XCENA raises $135M at $570M valuation for memory-centric AI chips

Editorial illustration for: XCENA raises $135M at $570M valuation to scale memory-centric AI chips

In brief

  • XCENA raised $135M Series B at $570M valuation, bringing total funding to $185M
  • MX1 chip processes compute closer to DRAM, reducing data transfers between hardware
  • Founders are former Samsung and SK Hynix executives; production chips planned for late 2026
  • XCENA claims architecture could reduce infrastructure from 10 servers to one
  • Company expects revenue to begin in 2027

The memory bottleneck problem

Every AI query requires data to move repeatedly between memory, CPUs, and GPUs. This constant shuttling creates latency and consumes power. XCENA's approach is to move computation closer to where data lives. The MX1 connects to CPUs using CXL, a high-speed interface linking processors and memory, and performs compute tasks directly inside the memory module itself.

This design allows routine operations—preprocessing, KV cache management, and data caching—to bypass CPUs entirely. The result is less data movement, lower latency, and fewer servers needed to handle the same workload.

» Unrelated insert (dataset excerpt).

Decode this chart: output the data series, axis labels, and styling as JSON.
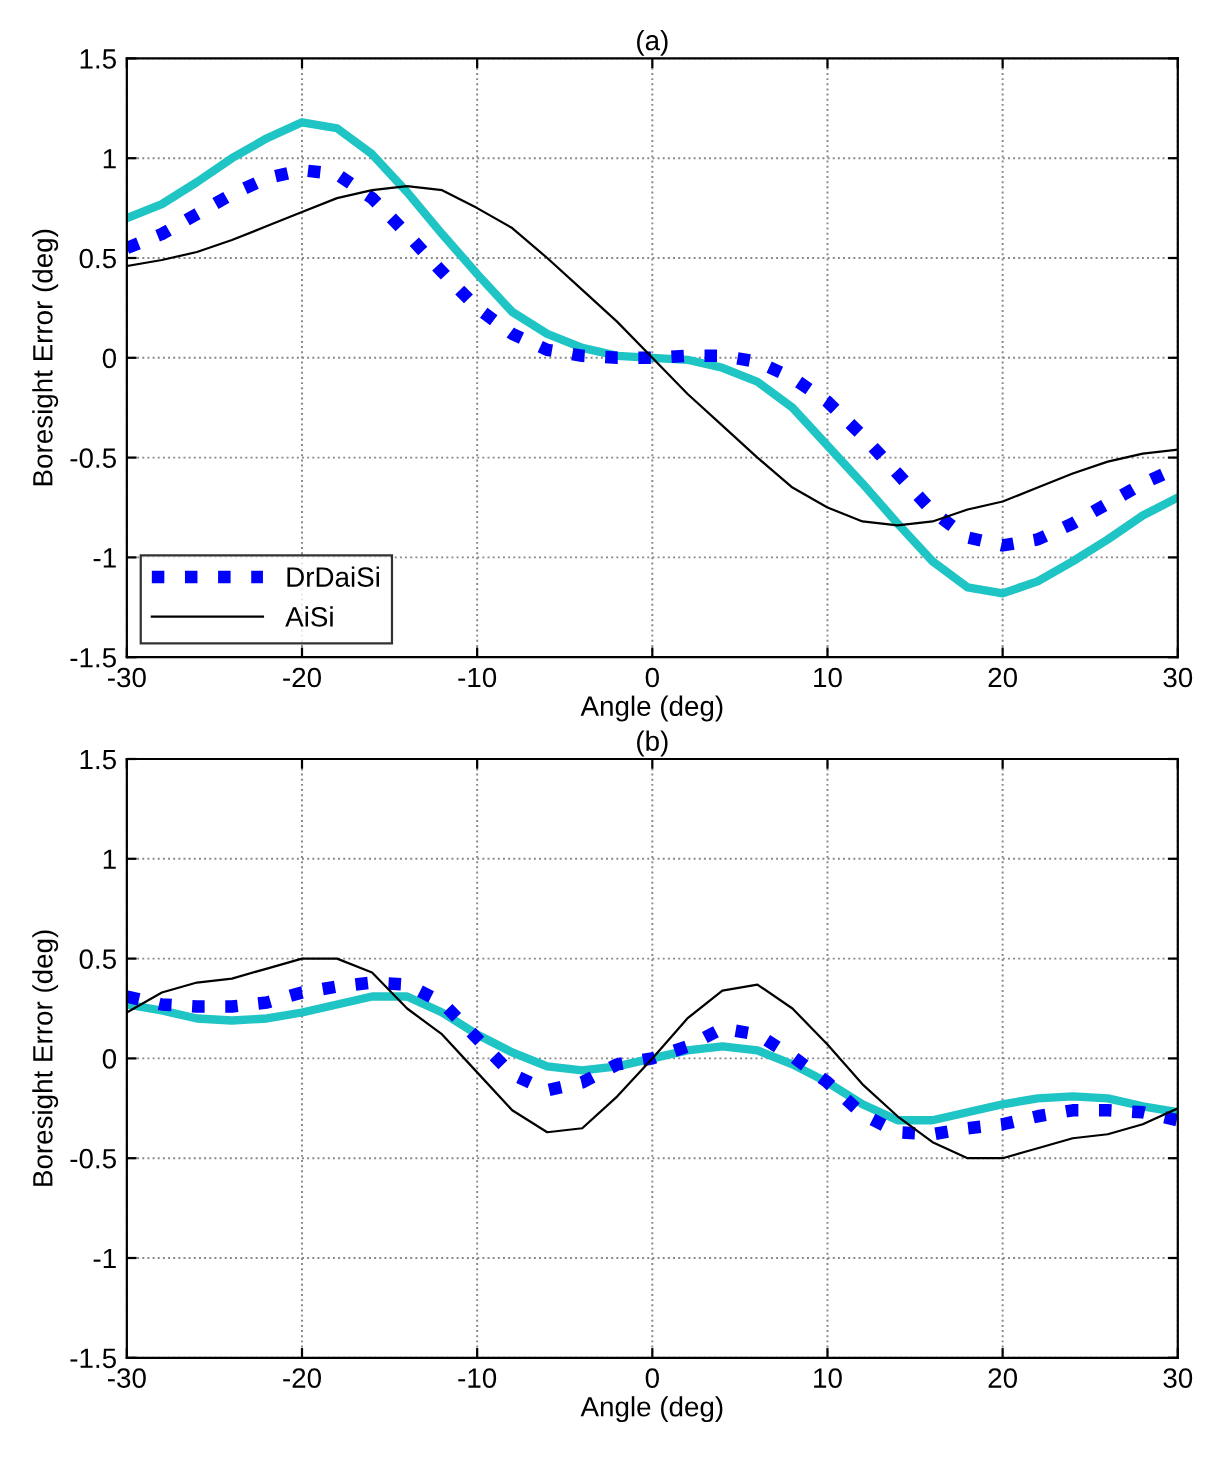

The founding team and competitive landscape

XCENA was founded in 2022 by CEO Jin Kim, CTO Dohun Kim, and CPO Harry Juhyun Kim, all former executives at Samsung and SK Hynix, two of the world's largest memory chip makers. That pedigree shows in their technical approach. XCENA says its competitive edge comes from its proprietary architecture, including thousands of small RISC-V cores and in-house designs for memory hierarchy, interconnects, and DRAM controllers.

The startup is positioning itself against established players like Astera Labs and Marvell in the emerging memory-centric AI infrastructure market. Unlike those competitors, XCENA built its stack from the ground up around memory-first design rather than adapting existing CPU or GPU architectures.

Timeline and scale claims

The MX1 remains in prototype stage. XCENA plans to manufacture production chips through Samsung's foundry operations by the end of 2026, with revenue expected to begin in 2027. The company has already begun discussions with global memory vendors about integrating its technology.

On the efficiency front, XCENA makes an ambitious claim. The startup says its architecture could sharply reduce infrastructure requirements, potentially cutting workloads that currently require 10 servers down to a single server. If validated at scale, that kind of consolidation would reshape how AI providers build and cost their inference infrastructure.

The Series B also included participation from Corstone Asia, SBI Investment, and Mirae Asset Capital.